In valuing the portfolio investment of any series for determination of per share net asset values, securities for which market quotations are readily available shall be valued at prices which, in the opinion of the Trustees or the person designated by the Trustees to make the determination, most nearly represent the market value of such securities, and other securities and assets shall be valued at their fair value as determined by or pursuant to the direction of the Trustees, which in the case of short-term debt obligations, commercial paper and repurchase agreements may, but need not, be on the basis of quoted yields for securities of comparable maturity, quality and type, or on the basis of amortized cost. Expenses and liabilities of the Trust shall be accrued each day.
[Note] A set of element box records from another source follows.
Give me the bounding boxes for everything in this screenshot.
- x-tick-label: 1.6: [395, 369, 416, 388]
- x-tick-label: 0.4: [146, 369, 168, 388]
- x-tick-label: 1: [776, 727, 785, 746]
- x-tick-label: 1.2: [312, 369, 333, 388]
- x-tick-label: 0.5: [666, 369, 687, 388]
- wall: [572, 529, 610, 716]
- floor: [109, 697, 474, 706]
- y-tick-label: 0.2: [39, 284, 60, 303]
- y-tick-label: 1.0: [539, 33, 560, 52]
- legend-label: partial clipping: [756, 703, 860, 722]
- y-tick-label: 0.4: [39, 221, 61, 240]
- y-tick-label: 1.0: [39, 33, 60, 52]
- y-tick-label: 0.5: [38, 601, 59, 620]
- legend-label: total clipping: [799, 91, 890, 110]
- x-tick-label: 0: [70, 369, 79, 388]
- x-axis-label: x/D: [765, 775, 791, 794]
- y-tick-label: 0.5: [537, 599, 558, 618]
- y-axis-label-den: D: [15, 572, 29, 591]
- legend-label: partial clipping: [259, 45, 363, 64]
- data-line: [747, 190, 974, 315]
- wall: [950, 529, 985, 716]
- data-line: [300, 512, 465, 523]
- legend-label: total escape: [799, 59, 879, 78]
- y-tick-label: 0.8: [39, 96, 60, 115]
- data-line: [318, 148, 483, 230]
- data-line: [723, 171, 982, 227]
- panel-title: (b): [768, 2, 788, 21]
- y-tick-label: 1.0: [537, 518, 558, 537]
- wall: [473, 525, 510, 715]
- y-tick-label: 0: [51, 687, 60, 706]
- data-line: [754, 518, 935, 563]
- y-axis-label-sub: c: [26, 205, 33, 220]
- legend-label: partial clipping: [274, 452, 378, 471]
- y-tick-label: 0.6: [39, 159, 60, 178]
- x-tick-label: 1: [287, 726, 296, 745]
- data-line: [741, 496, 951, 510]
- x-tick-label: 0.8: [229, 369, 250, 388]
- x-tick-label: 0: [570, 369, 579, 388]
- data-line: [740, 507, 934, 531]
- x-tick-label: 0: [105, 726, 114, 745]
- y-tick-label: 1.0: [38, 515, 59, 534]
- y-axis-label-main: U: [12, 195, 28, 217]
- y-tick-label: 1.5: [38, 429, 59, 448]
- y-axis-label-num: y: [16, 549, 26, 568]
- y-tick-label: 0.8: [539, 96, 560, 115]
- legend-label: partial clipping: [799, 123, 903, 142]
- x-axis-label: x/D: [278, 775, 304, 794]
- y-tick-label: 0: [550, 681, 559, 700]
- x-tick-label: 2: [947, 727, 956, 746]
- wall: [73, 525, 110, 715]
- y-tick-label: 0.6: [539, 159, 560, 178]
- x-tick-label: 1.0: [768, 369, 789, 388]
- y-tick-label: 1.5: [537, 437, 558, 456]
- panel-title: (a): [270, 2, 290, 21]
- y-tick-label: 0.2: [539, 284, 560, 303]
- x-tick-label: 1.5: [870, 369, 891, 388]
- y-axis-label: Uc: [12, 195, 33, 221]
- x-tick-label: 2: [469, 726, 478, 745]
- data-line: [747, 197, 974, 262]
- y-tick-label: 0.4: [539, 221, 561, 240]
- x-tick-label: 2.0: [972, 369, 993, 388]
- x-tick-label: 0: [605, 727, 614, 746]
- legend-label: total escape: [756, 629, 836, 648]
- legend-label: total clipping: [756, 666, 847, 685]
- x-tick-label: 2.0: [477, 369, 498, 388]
Liabilities may include such reserves for taxes, estimated accrued expenses and contingencies as the Trustees or their designates may in their sole discretion deem fair and reasonable under the circumstances. No accruals shall be made in respect of taxes on unrealized appreciation of securities owned unless the Trustees shall otherwise determine. Dividends payable by the Trust shall be deducted as at the time of but immediately prior to the determination of per share net asset values on the record date therefor.

 

ARTICLE 11

Shareholders

 

11.1 Meetings. A meeting of the shareholders shall be called by the Secretary whenever ordered by the Trustees,the Chairman or requested in writing by the holder or holders of at least one-tenth of the outstanding shares entitled to vote at such meeting. If the Secretary, when so ordered or requested, refuses or neglects for more than two days to call such meeting, the Trustees, Chairman or the shareholders so requesting may, in the name of the Secretary, call the meeting by giving notice thereof in the manner required when notice is given by the Secretary.

 

11.2 Access to Shareholder List. Shareholders of record may apply to the Trustees for assistance in communicating with other shareholders for the purpose of calling a meeting in order to vote upon the question of removal of a Trustee. When ten or more shareholders. of record who have been such for a least six months preceding the date of application and who hold in the aggregate shares having a net asset value of at least $25,000 so apply, the Trustees shall within five business days either:

 

(i)     afford to such applicants access to a list of names and addresses of all shareholders as recorded on the books of the Trust; or

 

(ii)   inform such applicants of the approximate number of shareholders of record and the approximate cost of mailing material to them, and, within a reasonable time thereafter, mail, at the applicants’ expense, materials submitted by the applicants, to all such shareholders of record. the Trustees shall not be obligated to mail materials which they believe to be misleading or in violation of applicable law.

 

11.3        Record Dates. For the purpose of determining the shareholders of any series who are entitled to vote or act at any meeting or any adjournment thereof, or who are entitled to receive payment of any dividend or of any other distribution, the Trustees may from time to time fix a time, which shall be not more than 60 days before the date of any meeting of shareholders or the date for the payment of any dividend or of any other distribution, as the record date for determining the shareholders of such series having the right to notice of and to vote at such meeting and any adjournment thereof

or the right to receive such dividend or distribution, and in such case only shareholders of record of such series on such record date shall have such right notwithstanding any transfer of shares on the books of the Trust after the record date; or without fixing such record date the Trustees may for any of such purposes close the register or transfer books for all or any part of such period.

 

ARTICLE 12

Amendments to the Bylaws

 

12.1      General. These Bylaws may be amended or repealed, in whole or in part, by a majority of the Trustees then in office at any meeting of the Trustees, or by one or more writings signed by such a majority.